Courtesy of Plymouth Housing Group and Bellwether Housing

A development at Boylston and Madison in First Hill is moving forward after Sound Transit agreed to transfer the land to two affordable housing providers, Plymouth Housing Group and Bellwether Housing, at zero cost. When finished, the development will include more than 300 apartments available to people with lower incomes.

The 21,600-square-foot property was originally the site of a planned First Hill light rail station before the idea was scrapped in favor of the current light rail alignment.

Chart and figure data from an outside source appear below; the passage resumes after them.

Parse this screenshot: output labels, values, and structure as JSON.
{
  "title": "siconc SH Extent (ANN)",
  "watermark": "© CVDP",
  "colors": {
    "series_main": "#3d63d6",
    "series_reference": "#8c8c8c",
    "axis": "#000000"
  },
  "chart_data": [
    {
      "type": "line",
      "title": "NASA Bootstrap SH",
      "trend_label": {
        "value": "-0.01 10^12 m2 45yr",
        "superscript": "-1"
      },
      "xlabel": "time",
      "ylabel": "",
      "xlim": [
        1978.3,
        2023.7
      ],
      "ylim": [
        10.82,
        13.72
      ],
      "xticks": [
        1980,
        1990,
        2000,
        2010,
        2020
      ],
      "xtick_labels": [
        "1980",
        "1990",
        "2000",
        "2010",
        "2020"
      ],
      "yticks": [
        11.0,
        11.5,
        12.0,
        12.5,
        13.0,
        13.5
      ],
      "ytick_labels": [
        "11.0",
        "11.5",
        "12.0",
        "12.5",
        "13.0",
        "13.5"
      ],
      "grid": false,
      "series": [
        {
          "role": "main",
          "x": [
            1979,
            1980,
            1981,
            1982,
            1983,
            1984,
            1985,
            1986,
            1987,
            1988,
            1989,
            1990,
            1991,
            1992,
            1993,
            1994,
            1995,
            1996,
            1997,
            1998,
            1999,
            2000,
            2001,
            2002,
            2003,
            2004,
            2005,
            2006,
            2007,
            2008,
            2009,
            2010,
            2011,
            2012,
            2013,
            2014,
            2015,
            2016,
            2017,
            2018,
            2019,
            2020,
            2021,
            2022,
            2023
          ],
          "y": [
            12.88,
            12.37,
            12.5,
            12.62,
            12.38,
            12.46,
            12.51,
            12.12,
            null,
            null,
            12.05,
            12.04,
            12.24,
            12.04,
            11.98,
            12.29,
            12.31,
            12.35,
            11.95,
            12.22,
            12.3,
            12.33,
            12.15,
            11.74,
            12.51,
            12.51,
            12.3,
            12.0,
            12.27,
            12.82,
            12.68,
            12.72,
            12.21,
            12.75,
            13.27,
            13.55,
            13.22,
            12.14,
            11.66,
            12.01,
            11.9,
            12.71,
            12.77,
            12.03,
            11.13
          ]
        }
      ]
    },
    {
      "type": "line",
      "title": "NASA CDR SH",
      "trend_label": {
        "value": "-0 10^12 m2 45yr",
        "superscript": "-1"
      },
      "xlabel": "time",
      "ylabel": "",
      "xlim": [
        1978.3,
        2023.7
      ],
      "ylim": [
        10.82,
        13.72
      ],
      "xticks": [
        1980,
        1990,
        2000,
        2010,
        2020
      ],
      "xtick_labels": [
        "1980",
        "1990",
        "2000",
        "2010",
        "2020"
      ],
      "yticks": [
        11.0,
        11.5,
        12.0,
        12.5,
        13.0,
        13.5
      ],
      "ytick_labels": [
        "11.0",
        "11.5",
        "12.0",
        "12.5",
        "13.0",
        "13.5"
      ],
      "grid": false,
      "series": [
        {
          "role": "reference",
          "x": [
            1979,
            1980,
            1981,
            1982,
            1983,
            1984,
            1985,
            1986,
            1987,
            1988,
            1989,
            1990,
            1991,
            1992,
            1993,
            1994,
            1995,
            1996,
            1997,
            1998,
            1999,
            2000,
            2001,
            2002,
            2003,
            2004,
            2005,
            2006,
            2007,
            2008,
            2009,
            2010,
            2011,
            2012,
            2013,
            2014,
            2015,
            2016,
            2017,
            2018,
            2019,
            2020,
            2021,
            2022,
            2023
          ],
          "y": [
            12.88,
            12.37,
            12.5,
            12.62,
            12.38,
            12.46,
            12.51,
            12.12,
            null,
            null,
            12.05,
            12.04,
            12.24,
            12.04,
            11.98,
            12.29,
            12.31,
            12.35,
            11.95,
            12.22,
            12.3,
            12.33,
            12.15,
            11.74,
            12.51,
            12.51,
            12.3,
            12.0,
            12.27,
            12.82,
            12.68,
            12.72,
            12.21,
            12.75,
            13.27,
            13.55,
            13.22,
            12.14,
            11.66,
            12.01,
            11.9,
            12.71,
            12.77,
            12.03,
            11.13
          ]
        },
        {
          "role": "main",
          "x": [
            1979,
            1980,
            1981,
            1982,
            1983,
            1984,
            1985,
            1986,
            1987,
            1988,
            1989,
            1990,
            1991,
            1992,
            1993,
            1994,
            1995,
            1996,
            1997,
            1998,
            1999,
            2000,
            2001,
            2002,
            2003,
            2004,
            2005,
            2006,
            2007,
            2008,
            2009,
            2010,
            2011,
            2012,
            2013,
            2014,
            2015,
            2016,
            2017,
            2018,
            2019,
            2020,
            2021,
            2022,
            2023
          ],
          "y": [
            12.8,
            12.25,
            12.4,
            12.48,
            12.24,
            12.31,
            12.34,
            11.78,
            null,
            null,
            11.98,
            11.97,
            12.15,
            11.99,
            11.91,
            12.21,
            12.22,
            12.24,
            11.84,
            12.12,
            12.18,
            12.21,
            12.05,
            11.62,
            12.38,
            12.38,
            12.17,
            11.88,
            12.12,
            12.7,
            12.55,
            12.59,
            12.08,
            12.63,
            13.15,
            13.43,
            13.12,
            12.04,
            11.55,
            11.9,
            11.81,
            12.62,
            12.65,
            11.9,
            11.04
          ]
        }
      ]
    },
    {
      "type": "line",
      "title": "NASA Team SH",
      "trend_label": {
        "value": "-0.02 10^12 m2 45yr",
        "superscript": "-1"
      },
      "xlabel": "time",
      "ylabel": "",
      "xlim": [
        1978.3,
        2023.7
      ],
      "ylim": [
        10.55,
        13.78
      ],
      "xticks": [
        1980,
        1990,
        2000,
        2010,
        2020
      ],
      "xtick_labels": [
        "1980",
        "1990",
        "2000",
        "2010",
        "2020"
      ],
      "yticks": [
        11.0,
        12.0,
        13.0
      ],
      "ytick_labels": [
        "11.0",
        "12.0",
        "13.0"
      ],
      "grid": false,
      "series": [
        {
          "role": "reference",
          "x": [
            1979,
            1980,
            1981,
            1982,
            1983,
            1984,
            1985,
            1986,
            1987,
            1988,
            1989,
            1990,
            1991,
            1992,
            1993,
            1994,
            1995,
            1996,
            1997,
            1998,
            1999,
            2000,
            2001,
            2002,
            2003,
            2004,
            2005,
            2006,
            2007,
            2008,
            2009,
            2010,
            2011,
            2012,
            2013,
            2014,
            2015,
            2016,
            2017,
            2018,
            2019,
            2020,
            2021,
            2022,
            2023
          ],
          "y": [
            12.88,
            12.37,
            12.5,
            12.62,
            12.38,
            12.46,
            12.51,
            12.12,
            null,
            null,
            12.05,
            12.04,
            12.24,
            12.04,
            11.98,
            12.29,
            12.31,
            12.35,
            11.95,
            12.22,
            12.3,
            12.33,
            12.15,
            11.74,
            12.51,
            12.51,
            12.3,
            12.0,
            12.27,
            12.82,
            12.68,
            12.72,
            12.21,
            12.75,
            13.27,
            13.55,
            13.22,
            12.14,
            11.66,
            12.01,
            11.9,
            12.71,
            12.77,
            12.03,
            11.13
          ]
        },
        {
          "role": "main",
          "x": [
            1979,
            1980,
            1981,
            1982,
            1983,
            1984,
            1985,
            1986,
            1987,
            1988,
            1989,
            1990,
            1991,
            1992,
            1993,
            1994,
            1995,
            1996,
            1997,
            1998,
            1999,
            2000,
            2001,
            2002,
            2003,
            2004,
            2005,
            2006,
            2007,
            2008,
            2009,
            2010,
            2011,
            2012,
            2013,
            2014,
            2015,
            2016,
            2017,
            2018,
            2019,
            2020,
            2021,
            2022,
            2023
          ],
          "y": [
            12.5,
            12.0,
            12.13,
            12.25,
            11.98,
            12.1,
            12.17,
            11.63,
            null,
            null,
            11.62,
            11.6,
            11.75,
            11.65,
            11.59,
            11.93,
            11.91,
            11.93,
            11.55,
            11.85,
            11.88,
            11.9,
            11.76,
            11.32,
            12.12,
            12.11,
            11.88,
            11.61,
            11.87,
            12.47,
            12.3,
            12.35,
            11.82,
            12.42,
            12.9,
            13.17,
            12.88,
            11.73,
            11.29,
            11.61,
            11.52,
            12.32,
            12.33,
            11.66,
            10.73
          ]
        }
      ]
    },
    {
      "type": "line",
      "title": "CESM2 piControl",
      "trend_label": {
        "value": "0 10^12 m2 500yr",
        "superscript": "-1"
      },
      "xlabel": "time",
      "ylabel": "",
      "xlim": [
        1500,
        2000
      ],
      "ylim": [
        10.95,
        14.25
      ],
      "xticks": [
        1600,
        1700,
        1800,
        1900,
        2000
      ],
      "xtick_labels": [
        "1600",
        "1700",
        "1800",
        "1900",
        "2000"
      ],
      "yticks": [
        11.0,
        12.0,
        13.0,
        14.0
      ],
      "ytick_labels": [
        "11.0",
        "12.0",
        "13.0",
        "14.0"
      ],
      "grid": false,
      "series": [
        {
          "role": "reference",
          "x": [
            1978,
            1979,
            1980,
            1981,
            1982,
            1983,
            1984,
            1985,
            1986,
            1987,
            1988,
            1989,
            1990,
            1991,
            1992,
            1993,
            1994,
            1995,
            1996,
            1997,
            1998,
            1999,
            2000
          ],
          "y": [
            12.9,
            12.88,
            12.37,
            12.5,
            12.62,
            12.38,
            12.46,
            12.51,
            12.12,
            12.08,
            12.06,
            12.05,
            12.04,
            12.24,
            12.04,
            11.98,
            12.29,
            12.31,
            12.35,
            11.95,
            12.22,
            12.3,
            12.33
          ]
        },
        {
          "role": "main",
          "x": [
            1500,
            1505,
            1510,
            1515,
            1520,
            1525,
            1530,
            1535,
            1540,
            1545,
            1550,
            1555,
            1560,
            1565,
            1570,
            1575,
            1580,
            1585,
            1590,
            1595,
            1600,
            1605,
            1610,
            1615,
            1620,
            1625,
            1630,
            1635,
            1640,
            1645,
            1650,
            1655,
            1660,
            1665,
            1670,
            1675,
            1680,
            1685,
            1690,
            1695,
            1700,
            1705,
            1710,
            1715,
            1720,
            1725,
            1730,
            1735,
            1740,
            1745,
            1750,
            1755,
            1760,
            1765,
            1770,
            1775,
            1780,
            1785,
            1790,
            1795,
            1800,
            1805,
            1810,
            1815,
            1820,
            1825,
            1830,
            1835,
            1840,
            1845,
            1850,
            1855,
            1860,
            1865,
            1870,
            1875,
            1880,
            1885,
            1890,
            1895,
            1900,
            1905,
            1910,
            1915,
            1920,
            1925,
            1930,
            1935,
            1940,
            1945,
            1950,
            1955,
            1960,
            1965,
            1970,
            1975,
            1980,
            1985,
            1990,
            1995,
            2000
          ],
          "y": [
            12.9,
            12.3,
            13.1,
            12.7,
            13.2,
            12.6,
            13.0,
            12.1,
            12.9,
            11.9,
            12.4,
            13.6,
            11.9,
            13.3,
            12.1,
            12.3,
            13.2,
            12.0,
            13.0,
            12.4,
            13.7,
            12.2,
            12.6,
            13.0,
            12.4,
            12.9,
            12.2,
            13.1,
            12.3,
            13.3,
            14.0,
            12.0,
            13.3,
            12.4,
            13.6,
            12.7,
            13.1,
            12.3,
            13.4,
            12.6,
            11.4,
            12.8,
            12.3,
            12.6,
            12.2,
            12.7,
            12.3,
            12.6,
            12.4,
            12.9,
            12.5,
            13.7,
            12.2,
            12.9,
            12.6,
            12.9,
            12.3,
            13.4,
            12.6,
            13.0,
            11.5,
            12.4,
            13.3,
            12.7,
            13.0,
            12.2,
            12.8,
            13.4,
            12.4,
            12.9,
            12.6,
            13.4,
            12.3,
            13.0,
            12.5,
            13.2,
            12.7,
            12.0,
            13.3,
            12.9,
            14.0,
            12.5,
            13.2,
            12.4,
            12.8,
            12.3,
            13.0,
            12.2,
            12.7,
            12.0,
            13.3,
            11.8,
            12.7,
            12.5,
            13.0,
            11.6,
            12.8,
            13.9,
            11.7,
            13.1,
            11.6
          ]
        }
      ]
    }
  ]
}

Plymouth and Bellwether’s proposal imagines a 12 to 16 stories of housing above a floor of retail and community space. The organizations would maintain separate projects within the building: Plymouth would manage around 111 furnished studio apartments for seniors who have experienced homelessness. The location near hospitals and healthcare providers, Plymouth notes, is idea for this project.

Bellwether’s part would include around 200 apartments affordable to low-income households at a range of sizes, including some sized for families—something that can be hard to find in multifamily developments.

“We knew this site needed a bold, creative proposal,” said Susan Boyd, Chief Executive Officer of Bellwether Housing, in a statement. “We are leveraging density, a mix of affordable housing types and the strengths of two great organizations... to accomplish something very special in this critical, central location. And we are incredibly grateful to Sound Transit for the opportunity and to the First Hill community, who has been so supportive of our proposal.”

The Sound Transit board voted back in November to allow staff to negotiate with Plymouth Housing Group and Bellwether Housing over the property.

Sound Transit is in the middle of a rapid expansion, authorized by ballot measures in 2008 or 2016—critical in a growing city. But it can get expensive to live near transit. To help mitigate the effect of transit on rising housing costs, Sound Transit created a strategic plan for transit-oriented developments, or TODs, in 2010, which eventually evolved into policy.